Absorbing 2M writes/s: Kinesis + Lambda fan-out

Principal

You said no store takes 2M connections. So how do 10 million phones get their fixes into Redis?

Staff

A three-tier write path. Drivers hold a persistent TLS connection to a connection-server fleet on ECS Fargate behind a Network Load Balancer. Those servers don't process locations — they aggregate. Each server buffers 50–100 fixes and ships them to Kinesis Data Streams in a single PutRecords call. The stream is the shock absorber — it decouples a spiky, churning mobile fleet from a stateful store, gives me per-shard ordering, and gives me a replayable buffer if a consumer falls over. A fleet of Lambda consumers drains the stream in micro-batches and does the actual GEOADD into Redis. Redis only ever talks to a few hundred warm Lambda connections, never 10 million phones.

Napkin math — shard count

A Kinesis shard ingests 1 MB/s, or 1,000 records/s, whichever binds first. At 200 B/payload the byte limit binds: one shard absorbs

$$ \frac{1\ \text{MB/s}}{200\ \text{B}} = 5{,}000\ \text{payloads/second/shard} $$

So to carry the firehose:

$$ N_{shards} = \frac{2 \times 10^{6}\ \text{writes/s}}{5 \times 10^{3}\ \text{writes/s}} = 400\ \text{shards} $$

400 shards = 400 MB/s, matching the bandwidth number from beat 01. We provision ~480 (a 20% headroom buffer) so a city's evening peak doesn't trip ProvisionedThroughputExceeded.

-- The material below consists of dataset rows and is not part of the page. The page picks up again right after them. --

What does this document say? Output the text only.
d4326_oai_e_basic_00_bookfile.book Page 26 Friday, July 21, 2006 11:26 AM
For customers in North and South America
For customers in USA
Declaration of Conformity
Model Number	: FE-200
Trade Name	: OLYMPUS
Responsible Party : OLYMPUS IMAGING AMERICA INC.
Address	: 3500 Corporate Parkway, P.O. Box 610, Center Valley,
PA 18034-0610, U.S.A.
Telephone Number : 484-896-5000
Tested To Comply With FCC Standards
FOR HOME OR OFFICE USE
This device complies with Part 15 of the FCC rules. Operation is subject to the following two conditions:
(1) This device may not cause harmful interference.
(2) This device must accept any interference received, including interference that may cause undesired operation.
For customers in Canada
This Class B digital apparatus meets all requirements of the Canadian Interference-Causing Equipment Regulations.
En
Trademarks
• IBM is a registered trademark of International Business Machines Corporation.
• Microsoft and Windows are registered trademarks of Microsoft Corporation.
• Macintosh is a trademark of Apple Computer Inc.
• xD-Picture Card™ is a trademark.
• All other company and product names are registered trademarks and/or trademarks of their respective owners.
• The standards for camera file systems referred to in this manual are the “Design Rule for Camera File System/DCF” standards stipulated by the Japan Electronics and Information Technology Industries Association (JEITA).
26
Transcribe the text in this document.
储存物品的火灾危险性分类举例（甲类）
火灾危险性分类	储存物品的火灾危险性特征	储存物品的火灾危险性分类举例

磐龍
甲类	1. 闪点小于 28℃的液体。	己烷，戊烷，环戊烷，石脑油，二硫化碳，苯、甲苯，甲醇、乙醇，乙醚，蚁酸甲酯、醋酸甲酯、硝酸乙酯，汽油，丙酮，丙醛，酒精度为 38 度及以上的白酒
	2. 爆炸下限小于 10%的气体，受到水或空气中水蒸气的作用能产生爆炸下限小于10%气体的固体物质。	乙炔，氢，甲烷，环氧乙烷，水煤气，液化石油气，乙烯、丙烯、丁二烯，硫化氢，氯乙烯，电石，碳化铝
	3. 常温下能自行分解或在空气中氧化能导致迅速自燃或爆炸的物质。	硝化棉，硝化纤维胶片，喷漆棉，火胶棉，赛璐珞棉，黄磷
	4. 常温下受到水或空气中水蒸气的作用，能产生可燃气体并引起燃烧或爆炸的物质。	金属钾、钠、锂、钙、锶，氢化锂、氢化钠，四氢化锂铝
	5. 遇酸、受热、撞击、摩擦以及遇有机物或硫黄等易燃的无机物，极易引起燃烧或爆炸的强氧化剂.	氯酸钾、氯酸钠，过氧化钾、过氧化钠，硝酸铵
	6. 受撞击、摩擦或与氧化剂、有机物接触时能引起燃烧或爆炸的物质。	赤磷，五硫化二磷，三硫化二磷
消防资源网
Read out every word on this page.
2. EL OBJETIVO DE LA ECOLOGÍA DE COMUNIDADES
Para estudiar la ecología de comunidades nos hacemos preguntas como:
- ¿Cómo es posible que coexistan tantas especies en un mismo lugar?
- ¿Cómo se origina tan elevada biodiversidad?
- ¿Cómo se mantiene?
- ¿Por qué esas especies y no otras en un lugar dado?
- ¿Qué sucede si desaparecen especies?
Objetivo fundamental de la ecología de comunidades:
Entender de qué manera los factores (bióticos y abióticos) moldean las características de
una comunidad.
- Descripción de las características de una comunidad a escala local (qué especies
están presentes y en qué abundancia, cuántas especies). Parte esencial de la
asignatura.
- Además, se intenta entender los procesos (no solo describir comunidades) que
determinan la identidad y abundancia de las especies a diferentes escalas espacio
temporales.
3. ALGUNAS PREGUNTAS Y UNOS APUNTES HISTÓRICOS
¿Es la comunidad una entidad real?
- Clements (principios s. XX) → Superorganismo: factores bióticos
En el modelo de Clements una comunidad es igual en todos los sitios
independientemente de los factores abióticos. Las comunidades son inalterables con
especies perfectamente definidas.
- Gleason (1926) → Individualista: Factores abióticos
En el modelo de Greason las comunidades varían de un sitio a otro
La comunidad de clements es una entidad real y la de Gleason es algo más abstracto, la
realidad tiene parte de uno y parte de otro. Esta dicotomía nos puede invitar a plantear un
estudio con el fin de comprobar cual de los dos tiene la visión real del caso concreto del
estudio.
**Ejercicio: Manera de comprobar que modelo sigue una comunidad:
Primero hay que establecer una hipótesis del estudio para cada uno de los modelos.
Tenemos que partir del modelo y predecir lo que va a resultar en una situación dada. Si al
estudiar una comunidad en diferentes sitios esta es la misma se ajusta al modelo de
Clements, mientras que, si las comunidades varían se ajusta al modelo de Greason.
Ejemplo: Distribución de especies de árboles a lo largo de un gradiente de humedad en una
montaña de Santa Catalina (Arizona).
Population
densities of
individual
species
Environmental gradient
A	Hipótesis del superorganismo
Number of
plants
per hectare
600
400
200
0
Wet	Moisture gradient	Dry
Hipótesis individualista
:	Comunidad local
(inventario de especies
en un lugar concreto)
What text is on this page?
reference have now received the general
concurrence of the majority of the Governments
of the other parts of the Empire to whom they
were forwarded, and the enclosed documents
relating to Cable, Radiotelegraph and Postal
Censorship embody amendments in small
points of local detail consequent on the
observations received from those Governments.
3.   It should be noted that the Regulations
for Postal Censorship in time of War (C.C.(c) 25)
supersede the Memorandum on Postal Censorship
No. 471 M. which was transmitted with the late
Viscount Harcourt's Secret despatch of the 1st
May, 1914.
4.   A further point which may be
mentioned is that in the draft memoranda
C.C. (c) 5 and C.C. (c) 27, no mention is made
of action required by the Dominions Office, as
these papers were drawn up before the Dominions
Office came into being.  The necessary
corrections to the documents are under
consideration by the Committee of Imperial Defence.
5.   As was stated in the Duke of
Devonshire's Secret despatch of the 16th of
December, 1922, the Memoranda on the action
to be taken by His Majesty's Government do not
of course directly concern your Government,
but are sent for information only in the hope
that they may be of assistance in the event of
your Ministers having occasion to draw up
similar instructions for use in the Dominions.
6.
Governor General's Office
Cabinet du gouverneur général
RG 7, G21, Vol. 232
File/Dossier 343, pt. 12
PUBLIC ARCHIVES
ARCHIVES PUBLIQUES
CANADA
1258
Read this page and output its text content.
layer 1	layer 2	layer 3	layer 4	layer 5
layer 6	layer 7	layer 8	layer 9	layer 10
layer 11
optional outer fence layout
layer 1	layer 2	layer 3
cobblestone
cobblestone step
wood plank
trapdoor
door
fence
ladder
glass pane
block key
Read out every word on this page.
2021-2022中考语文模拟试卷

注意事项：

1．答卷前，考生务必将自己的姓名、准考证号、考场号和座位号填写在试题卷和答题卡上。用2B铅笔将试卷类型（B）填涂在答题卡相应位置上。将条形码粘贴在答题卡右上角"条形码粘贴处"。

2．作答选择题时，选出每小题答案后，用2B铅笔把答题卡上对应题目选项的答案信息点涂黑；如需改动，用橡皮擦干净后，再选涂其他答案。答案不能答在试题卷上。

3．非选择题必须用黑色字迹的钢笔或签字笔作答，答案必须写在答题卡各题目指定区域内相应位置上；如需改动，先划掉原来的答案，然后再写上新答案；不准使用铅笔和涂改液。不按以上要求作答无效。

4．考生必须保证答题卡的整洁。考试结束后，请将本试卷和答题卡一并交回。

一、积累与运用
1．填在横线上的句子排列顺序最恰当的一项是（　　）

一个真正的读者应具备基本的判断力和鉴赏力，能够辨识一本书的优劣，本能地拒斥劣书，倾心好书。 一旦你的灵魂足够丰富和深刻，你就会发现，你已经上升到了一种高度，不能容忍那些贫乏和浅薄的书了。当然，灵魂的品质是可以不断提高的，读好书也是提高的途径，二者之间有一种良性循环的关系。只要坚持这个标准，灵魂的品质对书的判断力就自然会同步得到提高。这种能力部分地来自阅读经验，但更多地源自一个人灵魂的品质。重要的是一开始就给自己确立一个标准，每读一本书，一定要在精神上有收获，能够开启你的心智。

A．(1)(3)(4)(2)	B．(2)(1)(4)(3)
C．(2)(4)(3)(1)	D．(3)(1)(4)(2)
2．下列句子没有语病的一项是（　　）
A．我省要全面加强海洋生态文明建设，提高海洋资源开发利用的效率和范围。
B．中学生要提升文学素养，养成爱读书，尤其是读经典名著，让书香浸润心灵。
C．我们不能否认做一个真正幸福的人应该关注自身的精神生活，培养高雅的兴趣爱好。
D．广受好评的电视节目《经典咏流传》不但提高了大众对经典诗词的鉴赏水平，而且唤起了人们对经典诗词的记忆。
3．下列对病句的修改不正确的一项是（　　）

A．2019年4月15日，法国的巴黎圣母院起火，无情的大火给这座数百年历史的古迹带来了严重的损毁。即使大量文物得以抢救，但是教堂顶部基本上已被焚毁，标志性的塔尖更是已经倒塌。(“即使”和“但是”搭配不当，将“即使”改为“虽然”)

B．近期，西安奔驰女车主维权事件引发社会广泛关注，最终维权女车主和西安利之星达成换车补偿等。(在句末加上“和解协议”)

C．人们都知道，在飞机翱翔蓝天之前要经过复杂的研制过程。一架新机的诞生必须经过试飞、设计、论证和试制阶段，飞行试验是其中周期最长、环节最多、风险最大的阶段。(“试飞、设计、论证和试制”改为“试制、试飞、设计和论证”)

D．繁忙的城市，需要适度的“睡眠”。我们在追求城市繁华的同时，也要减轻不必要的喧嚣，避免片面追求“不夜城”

Sharding the index: by spatial cell, not by city

Principal

You need dozens of Redis shards to carry that op rate. The obvious key is the city — one shard per metro. Why not?

Staff

Because that's the exact mistake Lyft shipped and then had to undo. Shard by city/region and every NYC write and every NYC rider query lands on the NYC shard. At 6 pm that one node has to absorb a metro's entire write firehose plus its entire query load, and it tops out around ~100k ops/s while the Boise shard sits idle. The hot shard becomes the dispatch bottleneck for the city that matters most.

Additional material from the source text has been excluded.